Seriöse Bankberater empfehlen ihren Kunden, die Niedrigzinsphase unbedingt zu nutzen, um die Tilgungsrate auf zwei oder drei Prozent pro Jahr aufzustocken und somit das Anschlussfinanzierungs-Risiko zu verringern. Auch die Möglichkeit von Sondertilgungen während der Laufzeit des Darlehensvertrags sollte sich der Bankkunde einräumen lassen.

Die anhaltend niedrigen Zinsen und die davon ausgehenden Kaufanreize sind einer der Hauptgründe für die stark steigenden Immobilienpreise. In den größeren deutschen Städten erhöhte sich der Preis für Wohneigentum im vergangenen Jahr im Schnitt um 5,25 Prozent. Auch in den österreichischen Städten registrieren Experten eine Preisüberhitzung, vor allem in Wien, Salzburg und Linz. Neben den günstigen Finanzierungskosten treibt die Nachfrage aus den Ländern Südeuropas die Preise in die Höhe. Wohlhabende Bürger in den Krisenstaaten der Euro-Zone investierten ihr Geld vorzugsweise in Immobilien in Deutschland und teilweise in Österreich.

Doch nicht nur in den größeren Städten explodieren die Immobilienpreise, mittlerweile wird Wohneigentum sogar in den Mittelstädten ständig teurer. Ein Beispiel hierfür ist Trier, eine Stadt mit rund 105.000 Einwohnern und eher mäßigen Verkehrsanbindungen. Sowohl die Immobilienpreise als auch die Mieten zogen in den vergangenen Jahren deutlich an und erreichten das Niveau der Landeshauptstadt Mainz. Grund hierfür sind die extrem hohen Immobilienpreise im benachbarten Luxemburg. Viele Bürger aus dem Großherzogtum kaufen Objekte im nahegelegenen Trier.

Der erste Euro-Staat, in dem die Immobilienblase schon bald platzen könnte, sind die Niederlande. Dort summieren sich die Hypothekenschulden inzwischen auf 107,1 Prozent des Bruttoinlandsprodukts. Vor einigen Wochen musste die schwer angeschlagene niederländische Bank "SNS Reaal" verstaatlicht werden. Dafür flossen Steuergelder im Umfang von zehn Milliarden Euro.

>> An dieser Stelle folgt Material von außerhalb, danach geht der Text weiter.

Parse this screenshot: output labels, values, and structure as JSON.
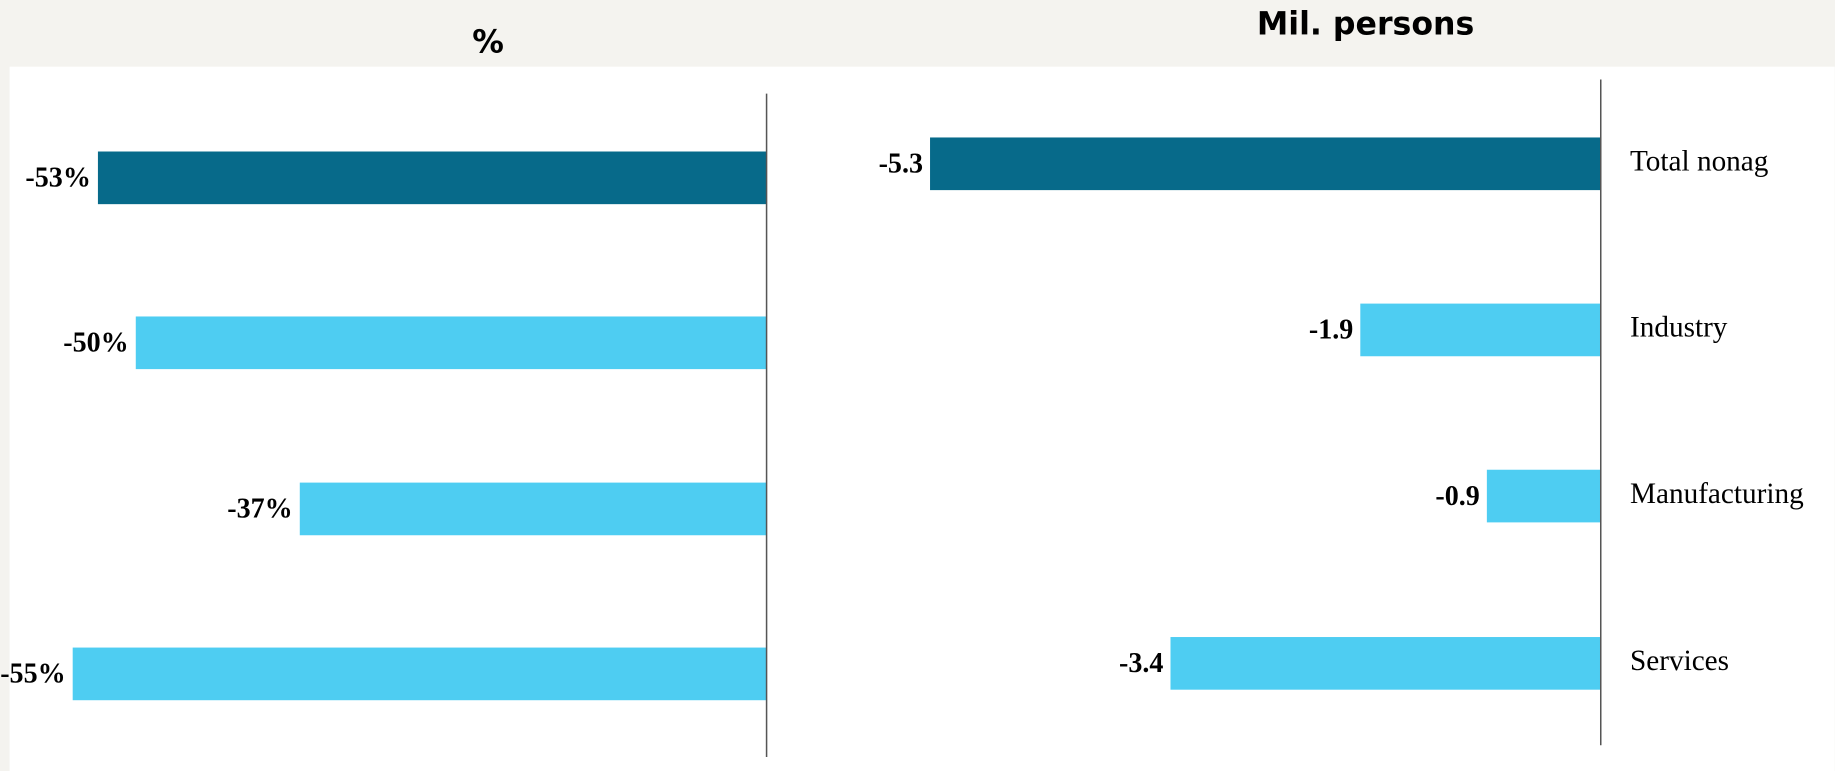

Die sich abzeichnende Immobilienkrise im Nachbarstaat wird freilich in Deutschland kaum thematisiert. Schließlich will man potenzielle Käufer nicht verunsichern. So nimmt die Branche billigend in Kauf, dass schon mittelfristig eine große Zahl von Familien in den Ruin getrieben wird.